Cell survival requires genomic stability through the conservation of DNA sequences. If DNA is damaged, most DNA polymerases will stall during DNA replication. The specialized Y-family DNA polymerases rescue stalled DNA replication sites and avoid cell death. Hence, gaining knowledge on the molecular basis of DNA polymerase’s nucleotide selectivity and fidelity during DNA lesion bypass improves our understanding of this process. However, the multiple bypass mechanisms that Y-family DNA polymerases employ are poorly understood. Sulfolobus solfataricus DNA Polymerase IV (Dpo4), a model Y-family member, has a fidelity range of 10-3-10-4 at 37 °C, which does not significantly change between 26 °C and 56 °C. However, the physiological temperature of the S. solfataricus is approximately 80 °C. To determine the kinetic and structural relevance of data collected below 80 °C, we employed a circular dichroism spectroscopic investigation to observe the secondary structural changes of Dpo4 over a large temperature range. We discovered that Dpo4 displayed a three-state cooperative unfolding trend with a hyperthermophilic melting temperature, and exhibited secondary structural stability until 87 °C. We also established that the Dpo4 unfolding intermediate originated from ionic interactions between the linker region and Palm domain. These interactions are considered important for DNA binding during binary complex formation and possibly nucleotide incorporations.
Utilizing transient kinetics, we demonstrated that an active site mutation (Y12A) within Dpo4 caused an average 220-fold increase in matched ribonucleotide incorporation efficiency and an average 9-fold decrease in correct deoxyribonucleotide incorporation efficiency, leading to an average reduction of 2,000-fold in sugar selectivity. Therefore, the bulky side chain of Tyr12 is important for both ribonucleotide discrimination and efficient deoxyribonucleotide incorporation.

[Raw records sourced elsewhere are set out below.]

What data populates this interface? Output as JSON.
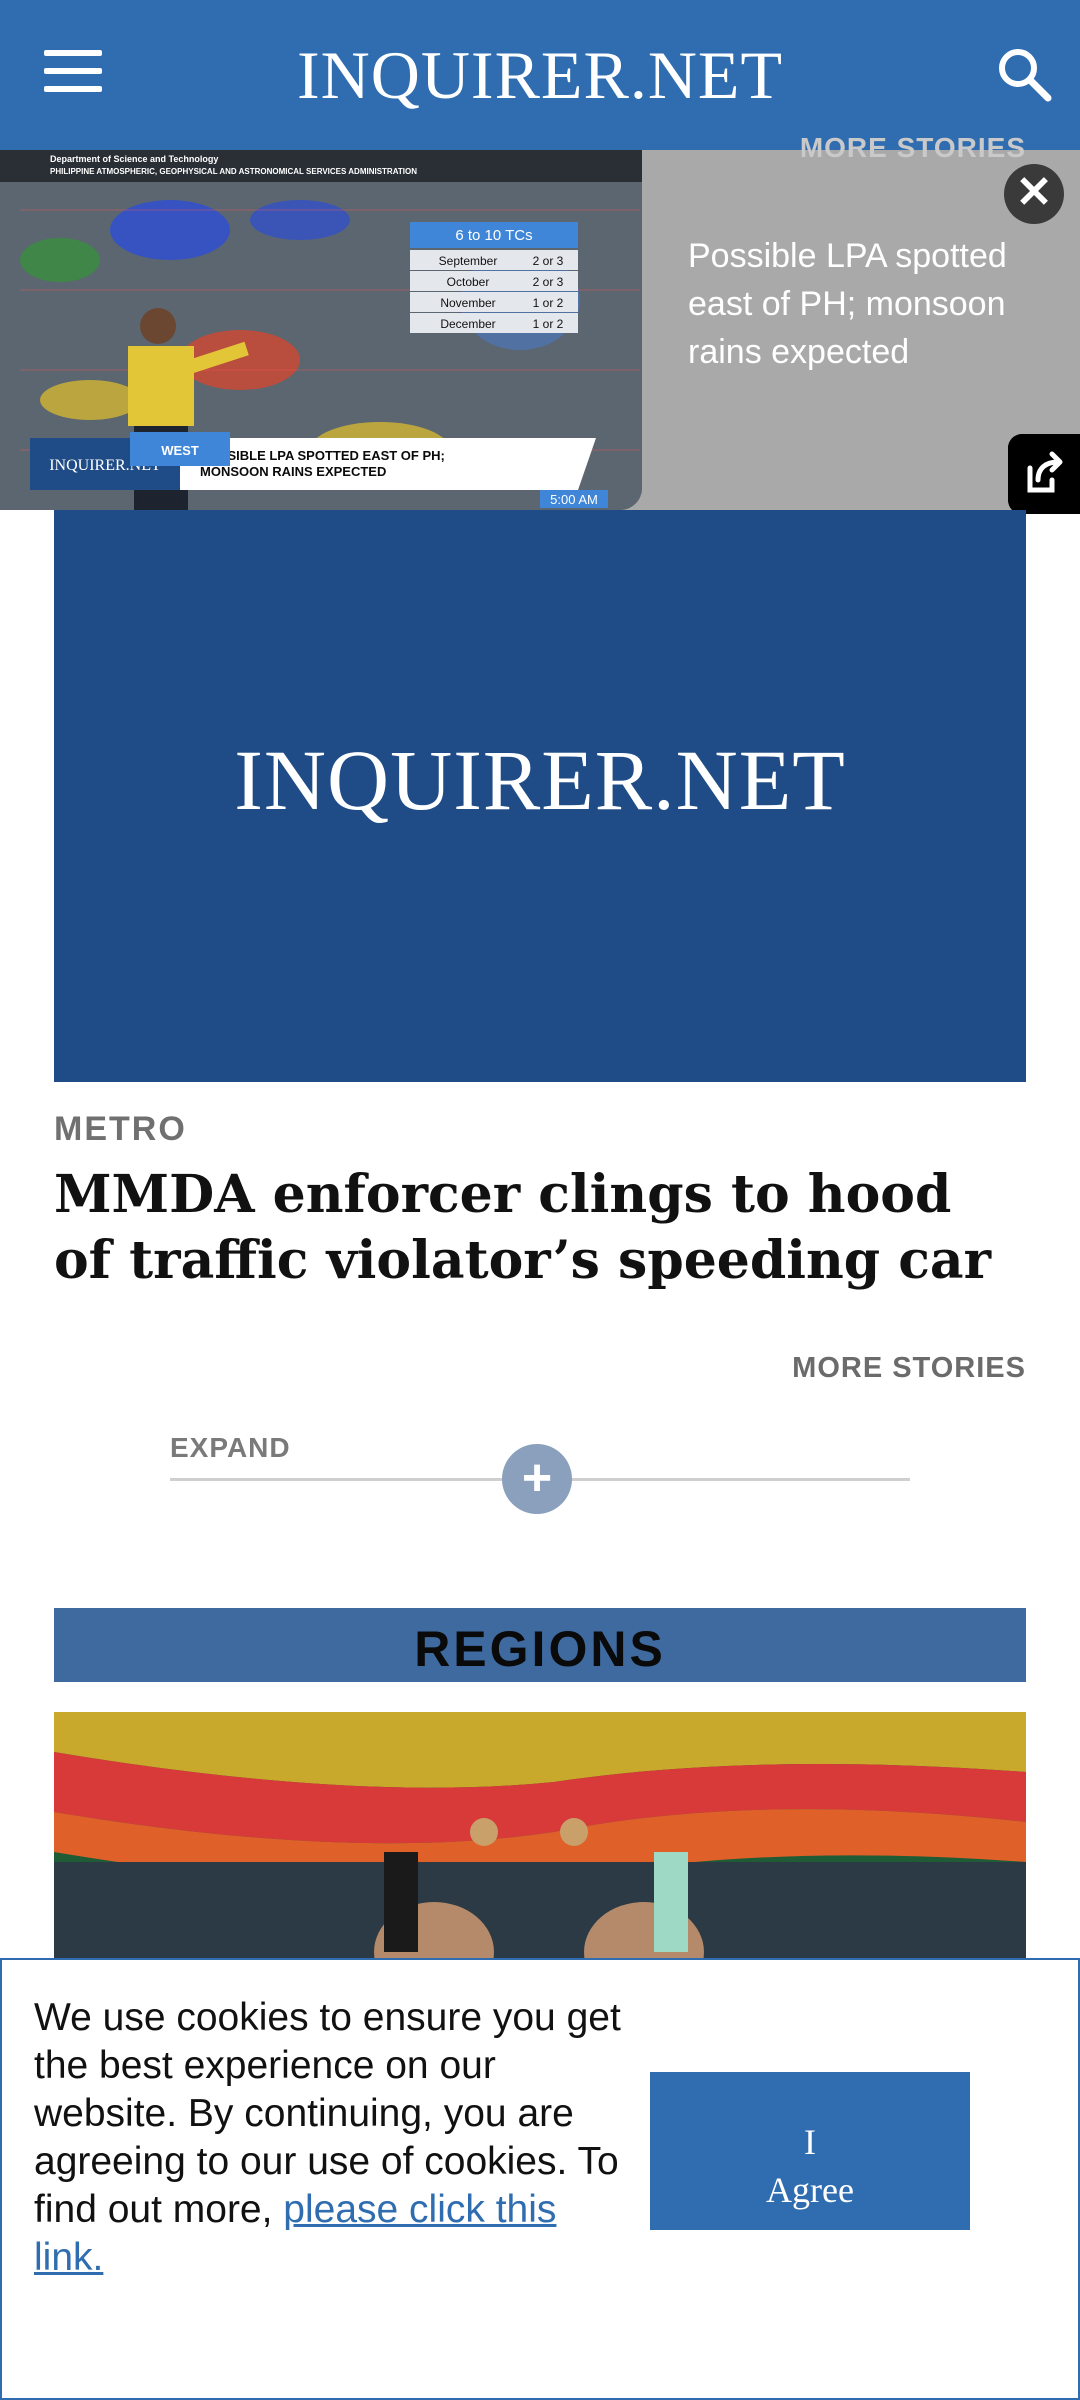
{
  "header": {
    "title": "INQUIRER.NET",
    "brand_color": "#2f6db0"
  },
  "video_widget": {
    "faded_label": "MORE STORIES",
    "caption": "Possible LPA spotted east of PH; monsoon rains expected",
    "thumb": {
      "agency_line1": "Department of Science and Technology",
      "agency_line2": "PHILIPPINE ATMOSPHERIC, GEOPHYSICAL AND ASTRONOMICAL SERVICES ADMINISTRATION",
      "table_title": "6 to 10 TCs",
      "table_rows": [
        {
          "month": "September",
          "value": "2 or 3"
        },
        {
          "month": "October",
          "value": "2 or 3"
        },
        {
          "month": "November",
          "value": "1 or 2"
        },
        {
          "month": "December",
          "value": "1 or 2"
        }
      ],
      "side_label": "WEST",
      "lower_brand": "INQUIRER.NET",
      "lower_headline_1": "POSSIBLE LPA SPOTTED EAST OF PH;",
      "lower_headline_2": "MONSOON RAINS EXPECTED",
      "time": "5:00 AM"
    },
    "close_icon": "close-icon",
    "share_icon": "external-link-icon"
  },
  "article": {
    "hero_logo": "INQUIRER.NET",
    "category": "METRO",
    "headline": "MMDA enforcer clings to hood of traffic violator’s speeding car",
    "more_stories": "MORE STORIES"
  },
  "expand": {
    "label": "EXPAND",
    "icon": "+"
  },
  "regions": {
    "title": "REGIONS"
  },
  "cookie_banner": {
    "text": "We use cookies to ensure you get the best experience on our website. By continuing, you are agreeing to our use of cookies. To find out more, ",
    "link_text": "please click this link.",
    "agree_line1": "I",
    "agree_line2": "Agree"
  },
  "colors": {
    "header": "#2f6db0",
    "hero_bg": "#1f4b86",
    "regions_bar": "#3e6aa0"
  }
}
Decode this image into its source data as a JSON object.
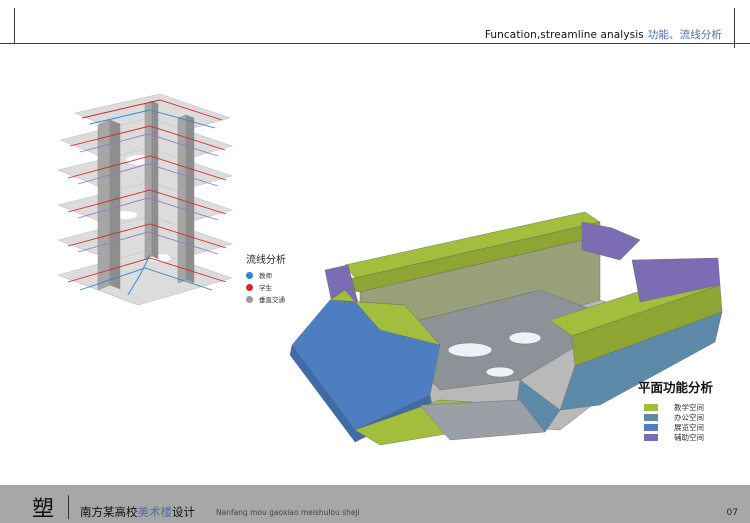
{
  "header": {
    "title_en": "Funcation,streamline analysis",
    "title_cn": "功能、流线分析"
  },
  "flow_legend": {
    "title": "流线分析",
    "items": [
      {
        "label": "教师",
        "color": "#2f86d6"
      },
      {
        "label": "学生",
        "color": "#d82525"
      },
      {
        "label": "垂直交通",
        "color": "#9a9a9a"
      }
    ]
  },
  "function_legend": {
    "title": "平面功能分析",
    "items": [
      {
        "label": "教学空间",
        "color": "#a3bd3c"
      },
      {
        "label": "办公空间",
        "color": "#5c8aa8"
      },
      {
        "label": "展览空间",
        "color": "#4d7ec2"
      },
      {
        "label": "辅助空间",
        "color": "#7b6cb3"
      }
    ]
  },
  "footer": {
    "logo": "塑",
    "title_prefix": "南方某高校",
    "title_highlight": "美术楼",
    "title_suffix": "设计",
    "subtitle": "Nanfang mou gaoxiao meishulou sheji",
    "page": "07"
  }
}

To examine mutagenic outcomes of lesion bypass, we employed short oligonucleotide sequencing assay (SOSA) with all human Y-family members and DNA containing a non-informational abasic (AP) site. We observed complex mutagenic patterns of AP site bypass catalyzed by human Y-family enzymes including rare mutagenic events. This data suggested that human DNA Polymerase η (hPolη) is the likely enzyme to bypass AP sites in vivo. Furthermore, our other SOSA studies using DNA substrates containing a cis-syn cyclobutane pyrimidine dimer (a product of UV-exposure) or cisplatin-dGpG (a product of anticancer drug cisplatin) depicted each Y-family DNA polymerase performing lesion bypass uniquely for each DNA lesion and differently from other Y-family members.
Both our pre-steady state kinetic and SOSA investigations on the bypass of N-(deoxyguanosin-8-yl)-1-aminopyrene (dGAP), a product of incomplete fuel combustion, confirmed this hypothesis as Dpo4 was the most error-free while hPolη was the most efficient during lesion bypass. Our work also indicated that all Y-family enzymes utilized different dGAP bypass kinetic mechanisms, and that the dGAP presence decreased nucleotide incorporation efficiencies and accuracies upstream, downstream and opposite the lesion site. Beyond these findings, we elucidated the minimal dGAP bypass mechanism for Dpo4 and hPolη, as well as added more details to the kinetic mechanism employed by hPolη during DNA synthesis with undamaged DNA. Overall, our data contributes to the understanding of lesion bypass and potentially mutagenic outcomes of this vital biological process in vivo.